Human resources departments are responsible for the hiring of the overall workforce and therefore need to produce a high volume of contracts on a regular basis, however, these are usually standardised templates agreed previously by their legal team so they can generate contracts quickly. HR is also often responsible for keeping these contracts in a centralised and secure repository and therefore this department relies heavily on contract management tools.
Procurement involves the processing of supplier terms to ensure the business is getting the best deal and support throughout the lifecycle of a contract. Procurement teams often use eProcurement software to manage all of their processes under one platform which will usually include a contract management software module.
Contract management software can give finance teams control and transparency needed to reconcile a contract’s value against a supplier’s purchase orders and invoices.
Companies often invest in a contract management software when the volume of contracts they need to process or monitor becomes unmanageable with the resource they have. Even with the resource in place, they might also see the benefits of a contract management system via the analysis and insights they offer which usually results in a reduction of risk and potential savings.
Therefore consider if a contract management software will firstly save your team time and allow them to focus on other areas as well as measuring the financial risk of your suppliers auto-renewing due to the lack of analysis and automated timeline notifications
“Less than 75% of third-party spend is under an active contract” – KPMG, 2019
A lack of contract management processes can lead to an increase in financial and legal risk for a company. Key dates can be missed and it can mean there is a lack of accountability between a business and a supplier if contracts are lost.
It keeps documents safe and secure
One of the biggest troubles with the traditional management of contracts is that it’s heavily reliant on a paper system. While having physical documents is the best for assuring legitimacy, the trouble with these is that it’s incredibly prone to damage and loss. No matter how well kept a physical document is, its ink is prone to fading over time—which can be potentially problematic if a lawsuit is asking for your company’s documentation!
Through digital contract management, you can assure that all documents have back-ups upon back-ups—and there’s very little chance of them getting lost! Damage to a digital document, while probable, is highly unlikely to happen, meaning your files will stay safe and intact for years to come.
It promotes easy navigation
The beauty of contract management software is that it’s incredibly easy to navigate. As compared to traditional contract management which uses filing systems that require intense planning and organisation, the software will just require you to use a search bar. You won’t just get to your file much quicker, but you’ll also be assured that it isn’t lost!
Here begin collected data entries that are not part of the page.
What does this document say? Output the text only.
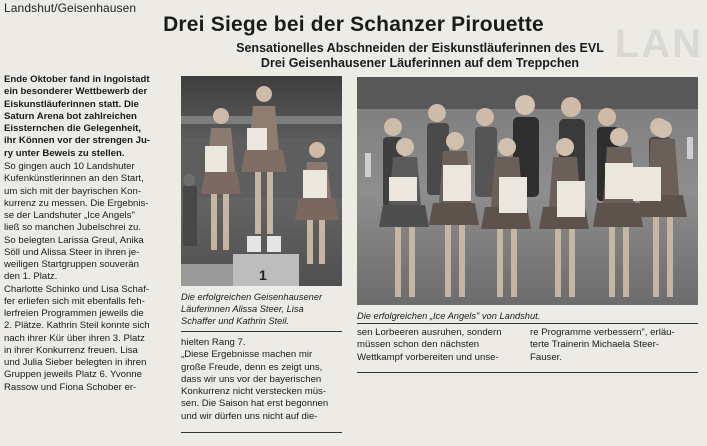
Landshut/Geisenhausen
LAN
Drei Siege bei der Schanzer Pirouette
Sensationelles Abschneiden der Eiskunstläuferinnen des EVL
Drei Geisenhausener Läuferinnen auf dem Treppchen
Ende Oktober fand in Ingolstadt
ein besonderer Wettbewerb der
Eiskunstläuferinnen statt. Die
Saturn Arena bot zahlreichen
Eissternchen die Gelegenheit,
ihr Können vor der strengen Ju-
ry unter Beweis zu stellen.
So gingen auch 10 Landshuter
Kufenkünstlerinnen an den Start,
um sich mit der bayrischen Kon-
kurrenz zu messen. Die Ergebnis-
se der Landshuter „Ice Angels"
ließ so manchen Jubelschrei zu.
So belegten Larissa Greul, Anika
Söll und Alissa Steer in ihren je-
weiligen Startgruppen souverän
den 1. Platz.
Charlotte Schinko und Lisa Schaf-
fer erliefen sich mit ebenfalls feh-
lerfreien Programmen jeweils die
2. Plätze. Kathrin Steil konnte sich
nach ihrer Kür über ihren 3. Platz
in ihrer Konkurrenz freuen. Lisa
und Julia Sieber belegten in ihren
Gruppen jeweils Platz 6. Yvonne
Rassow und Fiona Schober er-
1
Die erfolgreichen Geisenhausener
Läuferinnen Alissa Steer, Lisa
Schaffer und Kathrin Steil.	Die erfolgreichen „Ice Angels" von Landshut.
hielten Rang 7.
„Diese Ergebnisse machen mir
große Freude, denn es zeigt uns,
dass wir uns vor der bayerischen
Konkurrenz nicht verstecken müs-
sen. Die Saison hat erst begonnen
und wir dürfen uns nicht auf die-
sen Lorbeeren ausruhen, sondern
müssen schon den nächsten
Wettkampf vorbereiten und unse-
re Programme verbessern", erläu-
terte Trainerin Michaela Steer-
Fauser.
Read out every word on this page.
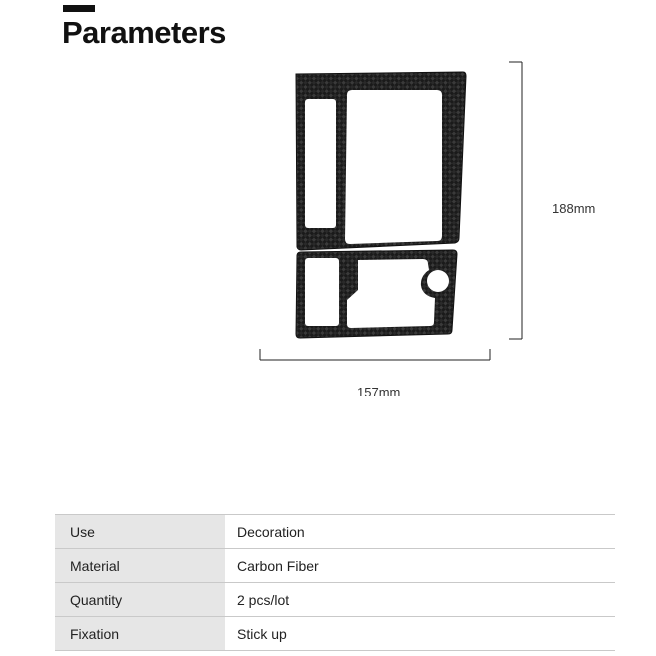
Parameters
188mm
157mm
Use	Decoration
Material	Carbon Fiber
Quantity	2 pcs/lot
Fixation	Stick up
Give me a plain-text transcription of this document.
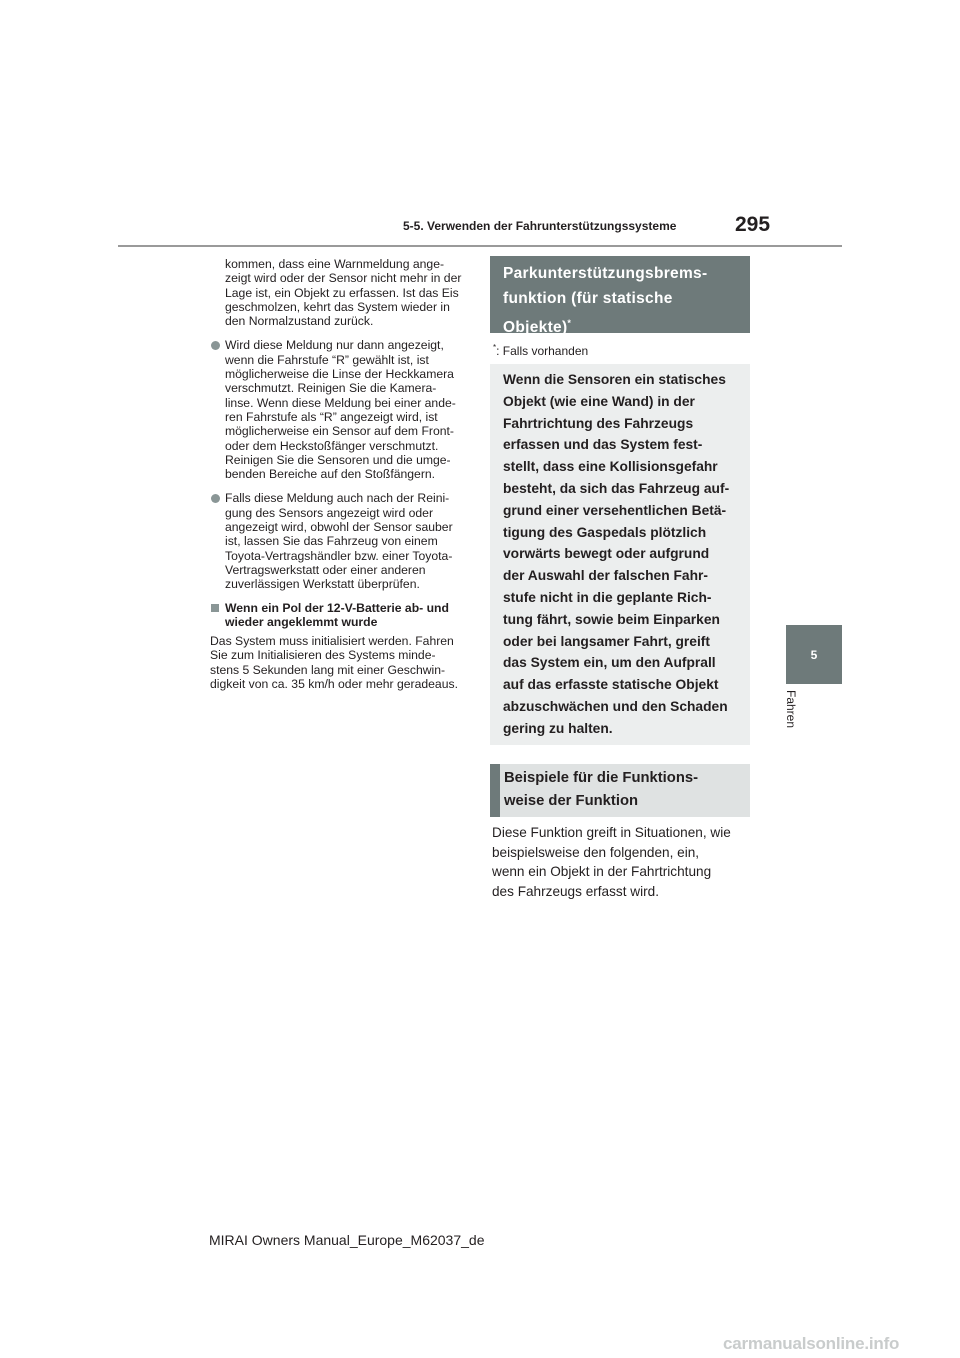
5-5. Verwenden der Fahrunterstützungssysteme	295
5
Fahren

kommen, dass eine Warnmeldung ange- zeigt wird oder der Sensor nicht mehr in der Lage ist, ein Objekt zu erfassen. Ist das Eis geschmolzen, kehrt das System wieder in den Normalzustand zurück.

Wird diese Meldung nur dann angezeigt, wenn die Fahrstufe “R” gewählt ist, ist möglicherweise die Linse der Heckkamera verschmutzt. Reinigen Sie die Kamera- linse. Wenn diese Meldung bei einer ande- ren Fahrstufe als “R” angezeigt wird, ist möglicherweise ein Sensor auf dem Front- oder dem Heckstoßfänger verschmutzt. Reinigen Sie die Sensoren und die umge- benden Bereiche auf den Stoßfängern.

Falls diese Meldung auch nach der Reini- gung des Sensors angezeigt wird oder angezeigt wird, obwohl der Sensor sauber ist, lassen Sie das Fahrzeug von einem Toyota-Vertragshändler bzw. einer Toyota- Vertragswerkstatt oder einer anderen zuverlässigen Werkstatt überprüfen.

Wenn ein Pol der 12-V-Batterie ab- und wieder angeklemmt wurde

Das System muss initialisiert werden. Fahren Sie zum Initialisieren des Systems minde- stens 5 Sekunden lang mit einer Geschwin- digkeit von ca. 35 km/h oder mehr geradeaus.

Parkunterstützungsbrems-
funktion (für statische
Objekte)*
*: Falls vorhanden
Wenn die Sensoren ein statisches
Objekt (wie eine Wand) in der
Fahrtrichtung des Fahrzeugs
erfassen und das System fest-
stellt, dass eine Kollisionsgefahr
besteht, da sich das Fahrzeug auf-
grund einer versehentlichen Betä-
tigung des Gaspedals plötzlich
vorwärts bewegt oder aufgrund
der Auswahl der falschen Fahr-
stufe nicht in die geplante Rich-
tung fährt, sowie beim Einparken
oder bei langsamer Fahrt, greift
das System ein, um den Aufprall
auf das erfasste statische Objekt
abzuschwächen und den Schaden
gering zu halten.
Beispiele für die Funktions-
weise der Funktion
Diese Funktion greift in Situationen, wie
beispielsweise den folgenden, ein,
wenn ein Objekt in der Fahrtrichtung
des Fahrzeugs erfasst wird.
MIRAI Owners Manual_Europe_M62037_de
carmanualsonline.info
Even better, you get to track at all times if there are changes or edits made to a document—allowing you to know which is the final revision of a contract! Furthermore, it promotes a secure check-and-balance system that avoids others from tampering with a document.
It allows remote access
Contract management software is now accessible anywhere and, on any device, for as long as you have a smartphone, tablet, or laptop. Simply log-in with your credentials, and you can pull up a contract or document from anywhere in the world! This makes things much easier, especially if you’re someone constantly on-the-go that can’t waste time going back and forth to the office.
It provides digital automation
The best thing about contract management software is that it provides a way to automate certain processes. You can create custom e-mail notifications to alert you when a contract is due or send prompts to a relevant figure when their signature is needed. Proper use of this can easily make the entire process more efficient—which is why it’s worthwhile to invest in a decent contract management software.